Hypersurfaces with defect

TL;DR

This paper investigates the properties of hypersurfaces with defect, establishing bounds on their Tjurina number in characteristic zero and positive characteristic, and analyzing their density over finite fields.

Contribution

It provides new bounds on the Tjurina number for hypersurfaces with defect and explores their density over finite fields, extending understanding of their geometric and arithmetic properties.

Findings

Tjurina number of hypersurfaces with defect is large in characteristic 0

Similar bounds hold in positive characteristic for mildly singular hypersurfaces

Lower bounds on the density of defect-free hypersurfaces over finite fields

Abstract

A projective hypersurface $X \subseteq \mathbb P^n$ has defect if $h^i(X) \neq h^i(\mathbb P^n)$ for some $i \in \{n, \dots, 2n-2\}$ in a suitable cohomology theory.
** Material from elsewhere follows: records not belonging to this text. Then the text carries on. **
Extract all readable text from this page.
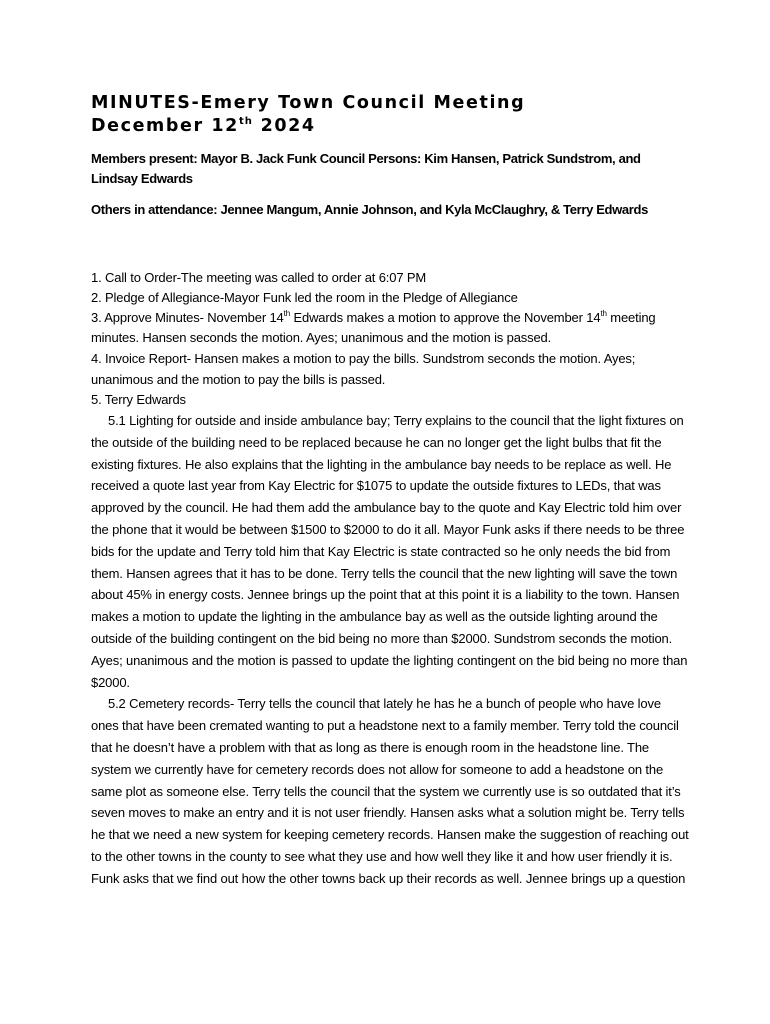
MINUTES-Emery Town Council Meeting
December 12th 2024

Members present: Mayor B. Jack Funk Council Persons: Kim Hansen, Patrick Sundstrom, and Lindsay Edwards

Others in attendance: Jennee Mangum, Annie Johnson, and Kyla McClaughry, & Terry Edwards

1. Call to Order-The meeting was called to order at 6:07 PM

2. Pledge of Allegiance-Mayor Funk led the room in the Pledge of Allegiance

3. Approve Minutes- November 14th Edwards makes a motion to approve the November 14th meeting minutes. Hansen seconds the motion. Ayes; unanimous and the motion is passed.

4. Invoice Report- Hansen makes a motion to pay the bills. Sundstrom seconds the motion. Ayes; unanimous and the motion to pay the bills is passed.

5. Terry Edwards

5.1 Lighting for outside and inside ambulance bay; Terry explains to the council that the light fixtures on the outside of the building need to be replaced because he can no longer get the light bulbs that fit the existing fixtures. He also explains that the lighting in the ambulance bay needs to be replace as well. He received a quote last year from Kay Electric for $1075 to update the outside fixtures to LEDs, that was approved by the council. He had them add the ambulance bay to the quote and Kay Electric told him over the phone that it would be between $1500 to $2000 to do it all. Mayor Funk asks if there needs to be three bids for the update and Terry told him that Kay Electric is state contracted so he only needs the bid from them. Hansen agrees that it has to be done. Terry tells the council that the new lighting will save the town about 45% in energy costs. Jennee brings up the point that at this point it is a liability to the town. Hansen makes a motion to update the lighting in the ambulance bay as well as the outside lighting around the outside of the building contingent on the bid being no more than $2000. Sundstrom seconds the motion. Ayes; unanimous and the motion is passed to update the lighting contingent on the bid being no more than $2000.

5.2 Cemetery records- Terry tells the council that lately he has he a bunch of people who have love ones that have been cremated wanting to put a headstone next to a family member. Terry told the council that he doesn’t have a problem with that as long as there is enough room in the headstone line. The system we currently have for cemetery records does not allow for someone to add a headstone on the same plot as someone else. Terry tells the council that the system we currently use is so outdated that it’s seven moves to make an entry and it is not user friendly. Hansen asks what a solution might be. Terry tells he that we need a new system for keeping cemetery records. Hansen make the suggestion of reaching out to the other towns in the county to see what they use and how well they like it and how user friendly it is. Funk asks that we find out how the other towns back up their records as well. Jennee brings up a question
This occurs for example when $X \subseteq \mathbb P^4$ is not $\mathbb Q$-factorial. We show that in characteristic 0, the Tjurina number of hypersurfaces with defect is large. For $X$ with mild singularities, there is a similar result in positive characteristic. As an application, we obtain a lower bound on the asymptotic density of hypersurfaces without defect over a finite field.